# My first gun video! Comments please (S&W SD9VE)



## jasmine2501 (Oct 10, 2012)

I'm not a gun expert by any means, please let me know what you think of this video. If you look at my channel you'll see I do a lot of how-to videos, but never for guns yet. I didn't make a big deal of the safety check on this video, but let me know if you have any other comments. Also if you have one of these, let me know how you like it.

Smith & Wesson SD9 Field Strip - YouTube

Also, let me know if you have trouble playing the video, or if it doesn't play all the way to the end - the gun sits on the table at the end.


----------



## Harryball (Oct 10, 2012)

Your trigger finger is all over that trigger...It may sound petty, but it could be an issue down the road if you do not correct it now. Otherwise the video is fine.


----------



## rjrudolph (Oct 12, 2012)

I agree other than your trigger finger being on the trigger a few times I feel you did a good job on the video.


----------



## jasmine2501 (Oct 10, 2012)

Thanks, I noticed that too. I don't do that at the range or in the shop, not sure why I was doing it in the video.


----------



## zhurdan (Mar 21, 2008)

No offense, but if I were you, I'd take it down until you can refilm it without fingerbanging that trigger.

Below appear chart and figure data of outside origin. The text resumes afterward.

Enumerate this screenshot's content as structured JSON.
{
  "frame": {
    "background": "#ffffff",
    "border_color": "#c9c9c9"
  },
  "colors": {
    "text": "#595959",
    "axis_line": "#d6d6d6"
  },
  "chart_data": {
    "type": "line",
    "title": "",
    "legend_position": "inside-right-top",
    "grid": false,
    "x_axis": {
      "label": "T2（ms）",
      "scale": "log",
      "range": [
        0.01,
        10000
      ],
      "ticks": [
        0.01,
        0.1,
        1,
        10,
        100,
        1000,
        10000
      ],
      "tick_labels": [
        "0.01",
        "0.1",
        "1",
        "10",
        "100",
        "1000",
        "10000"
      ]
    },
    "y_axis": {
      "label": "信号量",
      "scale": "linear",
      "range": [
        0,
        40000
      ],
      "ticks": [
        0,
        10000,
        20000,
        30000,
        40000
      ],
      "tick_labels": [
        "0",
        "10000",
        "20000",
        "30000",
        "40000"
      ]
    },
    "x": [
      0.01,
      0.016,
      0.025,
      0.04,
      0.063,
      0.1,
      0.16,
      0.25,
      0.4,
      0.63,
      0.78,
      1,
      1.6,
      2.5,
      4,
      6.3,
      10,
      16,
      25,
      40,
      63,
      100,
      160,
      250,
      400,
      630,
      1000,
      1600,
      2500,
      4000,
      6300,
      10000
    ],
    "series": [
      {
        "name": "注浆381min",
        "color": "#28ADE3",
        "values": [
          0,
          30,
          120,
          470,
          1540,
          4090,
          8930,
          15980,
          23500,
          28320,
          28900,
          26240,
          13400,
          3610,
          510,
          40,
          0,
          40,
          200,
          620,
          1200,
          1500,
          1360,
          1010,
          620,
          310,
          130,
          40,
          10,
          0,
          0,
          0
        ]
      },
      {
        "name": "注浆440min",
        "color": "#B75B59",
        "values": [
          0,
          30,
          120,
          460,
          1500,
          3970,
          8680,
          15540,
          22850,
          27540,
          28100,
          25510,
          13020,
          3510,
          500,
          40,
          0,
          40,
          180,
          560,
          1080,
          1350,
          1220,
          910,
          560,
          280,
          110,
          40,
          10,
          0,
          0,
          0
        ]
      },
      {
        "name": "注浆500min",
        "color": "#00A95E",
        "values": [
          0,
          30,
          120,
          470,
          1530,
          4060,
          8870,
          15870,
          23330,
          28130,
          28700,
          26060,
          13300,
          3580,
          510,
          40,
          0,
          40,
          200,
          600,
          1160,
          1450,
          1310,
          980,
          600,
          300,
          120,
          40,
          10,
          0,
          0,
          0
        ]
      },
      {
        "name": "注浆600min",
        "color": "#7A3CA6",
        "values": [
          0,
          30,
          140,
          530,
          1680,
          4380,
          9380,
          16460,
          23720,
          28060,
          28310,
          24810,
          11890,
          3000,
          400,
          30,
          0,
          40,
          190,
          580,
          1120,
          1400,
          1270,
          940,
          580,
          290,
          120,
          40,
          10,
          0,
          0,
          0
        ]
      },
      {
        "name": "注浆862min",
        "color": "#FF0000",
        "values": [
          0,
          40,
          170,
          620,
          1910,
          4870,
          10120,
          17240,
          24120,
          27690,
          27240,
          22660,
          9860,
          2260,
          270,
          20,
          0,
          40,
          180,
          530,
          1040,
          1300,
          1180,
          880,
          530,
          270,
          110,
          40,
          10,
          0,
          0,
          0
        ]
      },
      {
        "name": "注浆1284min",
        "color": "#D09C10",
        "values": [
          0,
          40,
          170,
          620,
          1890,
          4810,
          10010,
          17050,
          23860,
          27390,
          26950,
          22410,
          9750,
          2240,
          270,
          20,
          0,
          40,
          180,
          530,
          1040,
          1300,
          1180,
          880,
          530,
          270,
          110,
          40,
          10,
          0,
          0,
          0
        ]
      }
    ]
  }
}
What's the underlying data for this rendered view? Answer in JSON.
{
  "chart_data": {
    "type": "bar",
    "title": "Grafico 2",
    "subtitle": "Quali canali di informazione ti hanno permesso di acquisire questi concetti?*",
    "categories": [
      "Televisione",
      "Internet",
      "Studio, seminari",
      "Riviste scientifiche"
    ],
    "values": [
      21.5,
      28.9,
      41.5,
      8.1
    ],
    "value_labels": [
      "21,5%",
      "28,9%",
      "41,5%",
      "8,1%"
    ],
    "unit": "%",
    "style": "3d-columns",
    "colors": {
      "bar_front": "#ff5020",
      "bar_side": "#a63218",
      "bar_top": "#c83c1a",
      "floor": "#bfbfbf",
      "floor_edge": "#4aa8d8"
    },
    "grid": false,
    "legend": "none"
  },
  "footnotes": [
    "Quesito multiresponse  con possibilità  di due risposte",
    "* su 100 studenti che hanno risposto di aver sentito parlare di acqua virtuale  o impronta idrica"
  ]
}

You'll get cut apart on Youtube.


----------



## Harryball (Oct 10, 2012)

jasmine2501 said:


> Thanks, I noticed that too. I don't do that at the range or in the shop, not sure why I was doing it in the video.


You say that, but what we do in private shows when we do something like a video. I have to agree with zhurdan, take the video down. To many newbs looking for info, and you are violating one of the 4 safety rules.


----------



## jasmine2501 (Oct 10, 2012)

That is a heck of a good point. I'll see if I can do it again. It's hard to offend me, tell it like it is


----------



## berettatoter (Sep 1, 2011)

Other than the trigger situation, not too bad.:smt1099


----------



## jasmine2501 (Oct 10, 2012)

I made it private, I'll do another version where I do it right! You guys made me think a bit... it's been over 20 years since I took a gun class, so I'm going to go do that too!


----------